When it comes to haircuts and money, I usually think of the technical definition of a haircut that is used in financial markets. But that is not the haircut you’re talking about. It is probably a fair observation that women pay more when they visit hairdressers than men when they sit in the barber’s chair for a similarly complex cut – but I can’t cite data to prove it.
Keeping up appearances
That is one of the difficulties in answering this question. We cannot be sure when comparing men’s and women’s hair care that we are comparing like with like. The knee jerk response is to say that women’s haircuts are more complex than men’s. Longer hair, more styling and a time consuming blow dry.
But that answer leaves me unsettled. It might partly explain the difference but it avoids the question of why women seem to agree to more complex hair care than men. When we ask this, we delve into the realms of fashion, marketing, peer pressure and – hold onto your wigs – positional goods.
Taking inspiration from an ageless country and western tune, “sometimes, it’s hard to be a woman”. In many countries, it is argued that popular culture encourages women to dress and have hair in the latest style. And the latest style will change over time. Keeping up with fashion costs money. Keeping up with fashion is similar to the wider idea of “keeping up with the Joneses”. In this case, it can be argued that peer pressure – or peer effects in behavioural economics terms – plays a role in the difference in cost.
But take a step back and consider why people are affected by peer pressure. Perhaps we want to “keep up” with our peers – or maybe signal our greater success. It might not even be conscious. People can do this in many ways – more expensive cars, bigger houses, grander holidays or perhaps a fine mane. By sending such signals, they might be held in high regard and perhaps be given more business or be favoured in other ways. Their apparent success may breed actual success.
Survival of the fittest?
It’s almost Darwinian. That is what author and academic Robert Frank believes - so much that the title of his most recent book is The Darwin Economy.

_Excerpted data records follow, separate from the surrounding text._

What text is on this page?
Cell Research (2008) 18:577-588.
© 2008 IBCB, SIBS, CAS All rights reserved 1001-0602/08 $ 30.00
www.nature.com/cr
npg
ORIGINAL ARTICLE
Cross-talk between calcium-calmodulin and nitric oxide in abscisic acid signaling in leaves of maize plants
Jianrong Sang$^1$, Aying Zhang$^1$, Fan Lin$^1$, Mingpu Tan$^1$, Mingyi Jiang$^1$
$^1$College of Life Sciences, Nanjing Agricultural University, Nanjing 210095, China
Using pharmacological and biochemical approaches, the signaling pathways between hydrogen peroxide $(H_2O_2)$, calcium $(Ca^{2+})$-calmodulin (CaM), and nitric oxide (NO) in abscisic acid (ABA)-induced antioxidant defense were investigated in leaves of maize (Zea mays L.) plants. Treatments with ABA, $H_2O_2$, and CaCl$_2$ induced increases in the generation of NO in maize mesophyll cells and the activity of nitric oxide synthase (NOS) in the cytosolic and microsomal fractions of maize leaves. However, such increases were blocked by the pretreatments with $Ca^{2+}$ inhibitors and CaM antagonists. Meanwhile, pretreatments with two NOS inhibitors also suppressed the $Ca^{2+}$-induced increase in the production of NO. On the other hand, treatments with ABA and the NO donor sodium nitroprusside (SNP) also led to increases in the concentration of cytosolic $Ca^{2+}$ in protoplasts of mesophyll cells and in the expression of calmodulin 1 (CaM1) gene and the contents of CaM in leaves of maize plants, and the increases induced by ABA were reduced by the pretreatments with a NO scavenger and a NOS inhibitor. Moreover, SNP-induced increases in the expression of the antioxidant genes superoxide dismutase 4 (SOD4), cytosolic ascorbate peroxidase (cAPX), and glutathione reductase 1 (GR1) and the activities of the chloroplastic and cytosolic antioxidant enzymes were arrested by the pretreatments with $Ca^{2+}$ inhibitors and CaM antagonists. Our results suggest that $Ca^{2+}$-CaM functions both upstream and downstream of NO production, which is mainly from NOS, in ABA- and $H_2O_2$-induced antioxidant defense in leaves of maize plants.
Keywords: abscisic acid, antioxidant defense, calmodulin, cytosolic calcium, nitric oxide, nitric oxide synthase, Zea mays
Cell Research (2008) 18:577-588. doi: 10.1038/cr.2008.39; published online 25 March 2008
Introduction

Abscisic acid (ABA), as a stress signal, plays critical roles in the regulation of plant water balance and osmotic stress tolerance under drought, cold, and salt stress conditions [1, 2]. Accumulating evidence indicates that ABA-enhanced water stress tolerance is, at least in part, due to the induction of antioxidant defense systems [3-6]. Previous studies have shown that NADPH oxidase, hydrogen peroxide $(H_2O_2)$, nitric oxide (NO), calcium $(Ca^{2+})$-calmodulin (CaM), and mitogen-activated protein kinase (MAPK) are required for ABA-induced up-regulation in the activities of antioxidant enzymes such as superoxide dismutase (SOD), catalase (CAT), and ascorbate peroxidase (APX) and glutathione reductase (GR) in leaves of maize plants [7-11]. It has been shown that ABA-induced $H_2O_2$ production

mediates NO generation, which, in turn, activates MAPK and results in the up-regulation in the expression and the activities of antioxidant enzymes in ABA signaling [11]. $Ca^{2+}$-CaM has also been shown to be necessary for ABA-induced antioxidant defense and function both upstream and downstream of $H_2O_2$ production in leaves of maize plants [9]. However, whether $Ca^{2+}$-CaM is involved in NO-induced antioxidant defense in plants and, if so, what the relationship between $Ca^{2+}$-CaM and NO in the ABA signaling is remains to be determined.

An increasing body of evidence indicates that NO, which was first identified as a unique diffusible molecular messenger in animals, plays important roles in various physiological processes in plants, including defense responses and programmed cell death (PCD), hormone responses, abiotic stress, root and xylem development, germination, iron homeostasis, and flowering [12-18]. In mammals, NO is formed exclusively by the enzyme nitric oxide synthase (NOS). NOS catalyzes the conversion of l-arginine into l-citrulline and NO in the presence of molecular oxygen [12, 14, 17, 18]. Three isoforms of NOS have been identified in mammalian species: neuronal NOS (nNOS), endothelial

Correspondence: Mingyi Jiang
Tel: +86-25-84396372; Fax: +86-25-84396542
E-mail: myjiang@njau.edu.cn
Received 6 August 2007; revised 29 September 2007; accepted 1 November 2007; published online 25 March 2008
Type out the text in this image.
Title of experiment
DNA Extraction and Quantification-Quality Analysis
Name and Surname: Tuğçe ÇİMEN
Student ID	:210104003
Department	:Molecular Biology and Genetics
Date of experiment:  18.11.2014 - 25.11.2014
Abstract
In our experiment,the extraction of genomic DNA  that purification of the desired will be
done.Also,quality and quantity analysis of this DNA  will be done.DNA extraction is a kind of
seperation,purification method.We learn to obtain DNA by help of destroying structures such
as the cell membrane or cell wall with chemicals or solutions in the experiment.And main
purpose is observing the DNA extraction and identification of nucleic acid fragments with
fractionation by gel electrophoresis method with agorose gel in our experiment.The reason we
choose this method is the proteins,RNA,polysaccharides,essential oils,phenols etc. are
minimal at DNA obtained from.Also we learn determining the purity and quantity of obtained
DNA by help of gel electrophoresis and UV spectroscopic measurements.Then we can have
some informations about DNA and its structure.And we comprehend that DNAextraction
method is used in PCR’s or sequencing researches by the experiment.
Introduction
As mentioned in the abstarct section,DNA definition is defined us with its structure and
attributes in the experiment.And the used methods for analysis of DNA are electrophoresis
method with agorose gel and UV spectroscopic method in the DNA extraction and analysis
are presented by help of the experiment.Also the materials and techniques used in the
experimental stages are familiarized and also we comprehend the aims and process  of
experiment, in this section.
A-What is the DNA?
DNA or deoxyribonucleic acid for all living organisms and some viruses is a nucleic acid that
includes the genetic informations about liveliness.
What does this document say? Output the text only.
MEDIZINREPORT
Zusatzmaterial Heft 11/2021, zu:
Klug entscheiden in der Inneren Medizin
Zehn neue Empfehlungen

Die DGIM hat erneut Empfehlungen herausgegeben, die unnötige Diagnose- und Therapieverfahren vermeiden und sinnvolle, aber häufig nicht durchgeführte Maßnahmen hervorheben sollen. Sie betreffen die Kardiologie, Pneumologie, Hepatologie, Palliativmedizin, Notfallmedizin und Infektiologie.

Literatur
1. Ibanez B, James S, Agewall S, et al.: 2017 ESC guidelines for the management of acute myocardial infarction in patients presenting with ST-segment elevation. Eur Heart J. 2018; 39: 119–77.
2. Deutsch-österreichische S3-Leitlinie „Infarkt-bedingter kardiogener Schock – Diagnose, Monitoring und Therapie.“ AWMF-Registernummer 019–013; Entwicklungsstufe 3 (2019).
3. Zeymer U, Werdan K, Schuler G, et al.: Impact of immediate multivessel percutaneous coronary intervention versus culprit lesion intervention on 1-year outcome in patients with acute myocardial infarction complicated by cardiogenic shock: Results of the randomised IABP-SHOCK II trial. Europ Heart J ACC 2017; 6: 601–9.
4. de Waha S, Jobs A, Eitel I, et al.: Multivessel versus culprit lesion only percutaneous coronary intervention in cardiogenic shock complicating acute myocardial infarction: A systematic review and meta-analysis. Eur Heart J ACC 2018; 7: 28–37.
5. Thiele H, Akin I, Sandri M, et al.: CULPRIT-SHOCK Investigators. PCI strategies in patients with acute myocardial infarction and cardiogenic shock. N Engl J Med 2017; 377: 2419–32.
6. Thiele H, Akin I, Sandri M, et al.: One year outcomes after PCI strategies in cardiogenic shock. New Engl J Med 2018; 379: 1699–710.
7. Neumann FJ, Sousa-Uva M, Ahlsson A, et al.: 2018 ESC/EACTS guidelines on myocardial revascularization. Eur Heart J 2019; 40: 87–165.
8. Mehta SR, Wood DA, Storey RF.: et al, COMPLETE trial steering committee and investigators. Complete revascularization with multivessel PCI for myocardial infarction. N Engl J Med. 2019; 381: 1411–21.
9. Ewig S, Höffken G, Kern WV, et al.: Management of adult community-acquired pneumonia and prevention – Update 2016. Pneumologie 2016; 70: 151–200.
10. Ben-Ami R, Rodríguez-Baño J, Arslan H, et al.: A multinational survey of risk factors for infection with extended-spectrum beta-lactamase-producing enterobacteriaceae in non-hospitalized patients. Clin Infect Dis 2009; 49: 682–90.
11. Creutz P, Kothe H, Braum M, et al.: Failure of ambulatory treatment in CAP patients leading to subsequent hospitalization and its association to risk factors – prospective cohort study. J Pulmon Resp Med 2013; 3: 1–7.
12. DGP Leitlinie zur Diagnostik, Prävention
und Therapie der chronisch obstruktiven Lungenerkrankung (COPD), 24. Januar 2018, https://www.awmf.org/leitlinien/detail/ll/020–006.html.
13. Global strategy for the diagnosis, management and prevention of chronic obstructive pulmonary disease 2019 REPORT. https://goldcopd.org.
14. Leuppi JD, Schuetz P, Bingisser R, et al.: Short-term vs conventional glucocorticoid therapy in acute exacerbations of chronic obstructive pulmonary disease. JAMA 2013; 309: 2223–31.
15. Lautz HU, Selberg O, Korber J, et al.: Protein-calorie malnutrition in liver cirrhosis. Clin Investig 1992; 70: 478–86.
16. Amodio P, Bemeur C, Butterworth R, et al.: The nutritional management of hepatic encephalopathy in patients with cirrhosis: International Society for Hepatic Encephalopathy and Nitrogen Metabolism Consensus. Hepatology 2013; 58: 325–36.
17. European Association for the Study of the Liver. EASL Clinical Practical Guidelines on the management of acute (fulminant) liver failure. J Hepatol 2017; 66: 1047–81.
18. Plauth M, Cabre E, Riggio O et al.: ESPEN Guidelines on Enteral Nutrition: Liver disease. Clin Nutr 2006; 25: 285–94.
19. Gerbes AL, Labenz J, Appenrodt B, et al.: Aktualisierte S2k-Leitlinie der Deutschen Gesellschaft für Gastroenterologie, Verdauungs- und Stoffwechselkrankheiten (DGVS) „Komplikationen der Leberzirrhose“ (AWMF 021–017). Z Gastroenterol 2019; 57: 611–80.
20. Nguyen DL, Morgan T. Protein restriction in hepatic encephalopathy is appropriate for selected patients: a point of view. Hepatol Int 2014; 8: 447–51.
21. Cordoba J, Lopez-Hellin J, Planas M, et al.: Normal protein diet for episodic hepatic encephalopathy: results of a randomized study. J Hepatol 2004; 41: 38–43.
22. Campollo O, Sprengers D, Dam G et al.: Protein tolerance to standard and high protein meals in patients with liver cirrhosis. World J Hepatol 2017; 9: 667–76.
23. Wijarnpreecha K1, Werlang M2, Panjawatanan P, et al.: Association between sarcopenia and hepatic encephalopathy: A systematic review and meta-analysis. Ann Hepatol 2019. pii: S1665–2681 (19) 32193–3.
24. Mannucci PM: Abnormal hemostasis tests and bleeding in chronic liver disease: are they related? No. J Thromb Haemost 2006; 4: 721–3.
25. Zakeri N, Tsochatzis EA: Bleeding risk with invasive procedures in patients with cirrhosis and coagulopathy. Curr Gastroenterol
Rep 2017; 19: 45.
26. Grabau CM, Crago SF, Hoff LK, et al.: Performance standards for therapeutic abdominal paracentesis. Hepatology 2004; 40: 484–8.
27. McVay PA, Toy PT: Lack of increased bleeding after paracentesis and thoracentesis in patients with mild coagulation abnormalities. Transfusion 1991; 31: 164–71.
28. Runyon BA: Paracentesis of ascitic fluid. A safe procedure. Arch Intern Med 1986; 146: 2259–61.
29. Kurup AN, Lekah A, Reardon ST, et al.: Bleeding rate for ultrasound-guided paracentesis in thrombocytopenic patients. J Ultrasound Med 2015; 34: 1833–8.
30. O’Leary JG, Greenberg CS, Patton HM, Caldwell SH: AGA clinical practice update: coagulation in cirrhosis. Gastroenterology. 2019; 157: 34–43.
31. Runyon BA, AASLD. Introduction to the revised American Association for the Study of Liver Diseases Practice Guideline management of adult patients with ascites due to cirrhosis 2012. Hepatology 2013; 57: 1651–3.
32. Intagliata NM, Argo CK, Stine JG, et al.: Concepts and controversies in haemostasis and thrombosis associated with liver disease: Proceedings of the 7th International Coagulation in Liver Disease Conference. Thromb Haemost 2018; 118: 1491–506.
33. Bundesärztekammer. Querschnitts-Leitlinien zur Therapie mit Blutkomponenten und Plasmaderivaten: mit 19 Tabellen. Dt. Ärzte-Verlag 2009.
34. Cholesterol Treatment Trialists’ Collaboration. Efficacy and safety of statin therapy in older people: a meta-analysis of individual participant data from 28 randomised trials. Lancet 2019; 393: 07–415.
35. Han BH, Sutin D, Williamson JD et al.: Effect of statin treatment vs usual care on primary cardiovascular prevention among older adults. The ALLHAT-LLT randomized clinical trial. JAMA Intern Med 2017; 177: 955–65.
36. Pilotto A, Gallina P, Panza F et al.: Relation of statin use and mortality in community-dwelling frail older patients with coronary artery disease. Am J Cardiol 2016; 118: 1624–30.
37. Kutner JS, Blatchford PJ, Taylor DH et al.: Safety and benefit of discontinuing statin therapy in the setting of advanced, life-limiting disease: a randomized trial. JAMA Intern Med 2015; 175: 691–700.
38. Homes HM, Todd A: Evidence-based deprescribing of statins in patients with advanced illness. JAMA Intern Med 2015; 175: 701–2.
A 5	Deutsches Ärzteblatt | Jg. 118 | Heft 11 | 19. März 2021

Amongst other things, Frank argues that people often get caught in a race to show that they have succeeded and need to display their success in various ways. This show of success will then increase one’s position (hence the term positional goods) in society relative to others. High end fashion – and by extension (get it!) hair style – signals success. However, if someone in your circle already has the latest “it” item, there is pressure to buy an even better version to improve position. The theory goes that unwittingly a spending “arms race” is unleashed. Frank argues society as a whole would be richer if there could be agreement amongst everybody (just as with negotiations in a military arms race between countries) to cut the amount they spend on positional goods.
In this particular case, we may think of this as a haircut on haircuts.
The money not spent could then be saved. The increase in economy-wide savings would allow higher investment and stronger growth for all. In the parlance of economists, you have a collective action problem. Frank proposes a tax on excessive consumption designed to produce this affect.
Frank recognises that part of the trouble in getting people to accept this is that, for all the benefits increased saving may bring, savings “cannot be observed easily, and for that reason would be predicted to be nonpositional.”
Put it another way – saving isn’t perceived to be fun.
Trimming our spending
The trick then is to make saving fun. For individuals, one way to do this may be to imagine how they want to live in the future. Sacrificing some position now in order to have a higher position later – perhaps by being able to retire earlier than your work colleagues or be mortgage free before your peers – may be worthwhile. Individuals have to combat hyperbolic discounting (or our desire to be rewarded now rather than in the future).
Frank recognises this arguing that “saving less today means having less to spend on positional consumption in the future. But the general human tendency to discount future costs and benefits too heavily cuts the other way. Saving less today means having less for positional consumption tomorrow...”
Well kept hair can be an asset. There is nothing necessarily wrong with it. However, when the cost becomes so great it reduces current and future opportunities, it may be time to cut back and accept a more conservative style.
The long and the short
Maarten, when you asked this question, you probably did not expect a blast of hot air about peer effects and behaviour. But how we choose to spend our money tells us much about ourselves and our priorities. The long and short of it is that the anomaly between the price of men's and women's haircuts is much more than a fashion statement.